Page 735 - Harry Potter and The Order Of The Phoenix
P. 735
'Tidak,' kata Harry, 'tidak seperti itu ... aku cuma mau bicara ... tentang ayahku.'
Mereka saling bertukar pandangan sangat terkejut, tetapi Harry tidak punya
waktu untuk merasa canggung atau malu; lututnya semakin sakit setiap detiknya
dan dia menduga lima menit sudah berlalu dari permulaan pengalihan itu;
George cuma menjamin dia dua puluh menit. Karena itu dia segera terbenam ke
dalam cerita tentang apa yang telah dilihatnya di dalam Pensieve.
Ketika dia sudah selesai, baik Sirius maupun Lupin tidak berbicara selama
beberapa saat. Lalu Lupin berkata dengan pelan, 'Aku tidak ingin kamu menilai
ayahmu dari apa yang kamu lihat di sana, Harry.
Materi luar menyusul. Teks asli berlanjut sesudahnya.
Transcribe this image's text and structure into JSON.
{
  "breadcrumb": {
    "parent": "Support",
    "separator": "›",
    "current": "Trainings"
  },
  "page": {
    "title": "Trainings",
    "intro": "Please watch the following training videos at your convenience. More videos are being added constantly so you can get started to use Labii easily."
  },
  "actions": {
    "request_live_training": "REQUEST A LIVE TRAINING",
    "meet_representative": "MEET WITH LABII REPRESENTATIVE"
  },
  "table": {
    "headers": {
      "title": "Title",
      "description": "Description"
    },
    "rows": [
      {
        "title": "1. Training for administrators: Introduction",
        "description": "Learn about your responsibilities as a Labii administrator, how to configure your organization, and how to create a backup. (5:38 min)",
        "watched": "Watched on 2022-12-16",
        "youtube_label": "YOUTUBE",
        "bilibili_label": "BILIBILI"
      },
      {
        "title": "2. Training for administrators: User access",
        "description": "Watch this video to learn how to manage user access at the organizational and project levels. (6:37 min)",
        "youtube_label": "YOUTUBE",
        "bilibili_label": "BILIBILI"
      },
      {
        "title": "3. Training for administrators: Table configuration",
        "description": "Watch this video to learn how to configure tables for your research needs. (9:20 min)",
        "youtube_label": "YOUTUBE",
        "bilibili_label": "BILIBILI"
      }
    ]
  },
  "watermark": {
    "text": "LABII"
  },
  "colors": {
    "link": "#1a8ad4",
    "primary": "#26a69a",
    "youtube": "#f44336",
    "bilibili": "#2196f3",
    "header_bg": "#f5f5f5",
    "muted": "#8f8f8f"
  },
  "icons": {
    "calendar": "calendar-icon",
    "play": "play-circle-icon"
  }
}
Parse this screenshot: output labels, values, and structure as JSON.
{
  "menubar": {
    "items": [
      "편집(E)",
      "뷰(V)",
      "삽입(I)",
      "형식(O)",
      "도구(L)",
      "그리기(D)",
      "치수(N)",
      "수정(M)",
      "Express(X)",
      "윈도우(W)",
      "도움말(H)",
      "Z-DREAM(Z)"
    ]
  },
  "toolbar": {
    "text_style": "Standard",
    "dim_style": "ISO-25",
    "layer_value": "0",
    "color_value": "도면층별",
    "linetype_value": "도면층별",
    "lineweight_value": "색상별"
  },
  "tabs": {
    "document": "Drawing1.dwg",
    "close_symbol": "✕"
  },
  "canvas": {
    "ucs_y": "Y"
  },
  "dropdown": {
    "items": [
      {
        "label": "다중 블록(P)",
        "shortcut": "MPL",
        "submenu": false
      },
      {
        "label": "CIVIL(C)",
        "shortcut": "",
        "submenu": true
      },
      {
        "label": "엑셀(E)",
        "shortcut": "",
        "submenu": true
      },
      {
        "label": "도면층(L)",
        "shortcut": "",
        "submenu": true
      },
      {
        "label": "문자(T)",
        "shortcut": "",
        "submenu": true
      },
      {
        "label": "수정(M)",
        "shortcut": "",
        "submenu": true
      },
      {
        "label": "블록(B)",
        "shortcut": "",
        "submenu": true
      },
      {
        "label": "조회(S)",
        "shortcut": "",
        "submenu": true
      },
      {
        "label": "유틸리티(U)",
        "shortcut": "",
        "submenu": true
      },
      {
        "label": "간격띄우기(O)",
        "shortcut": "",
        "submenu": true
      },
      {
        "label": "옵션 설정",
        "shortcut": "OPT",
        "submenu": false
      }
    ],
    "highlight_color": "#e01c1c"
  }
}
Dia baru berumur lima belas --'
'Aku lima belas tahun!' kata Harry dengan panas.
'Lihat, Harry,' kata Sirius menentramkan, 'James dan Sirius saling benci dari saat
mereka memandang satu sama lain, cuma salah satu hal seperti itu, kamu bisa
mengerti itu, bukan? Kukira James adalah segala yang ingin Snape inginkan --
dia populer, dia pandai dalam Quidditch -- bagus dalam hampir semua hal. Dan
Snape hanya orang aneh yang sangat gemar Ilmu Hitam, dan James -- apapun
yang lain yang mungkin tampak bagimu, Harry -- selalu membenci Ilmu Hitam.'
'Yeah,' kata Harry, 'tapi dia menyerang Snape tanpa alasan yang baik, hanya
karena
-- well, hanya karena kau bilang kamu bosan,' dia menyelesaikan, dengan sedikit
nada minta maaf dalam suaranya.
'Aku tidak bangga tentang itu,' kata Sirius cepat-cepat.
Lupin memandang ke samping kepada Sirius, lalu berkata, 'Lihat, Harry, apa
yang harus kamu mengerti adalah bahwa ayahmu dan Sirius adalah yang terbaik
di sekolah apapun yang mereka kerjakan -- semua orang menganggap mereka
sangat keren --
kalau mereka kadang-kadang agak terbawa --'
'Kalau kami kadang-kadang jadi bajingan kecil yang arogan, maksudmu,' kata
Sirius.
Lupin tersenyum.
'Dia terus memberantakkan rambutnya,' kata Harry dengan suara sedih.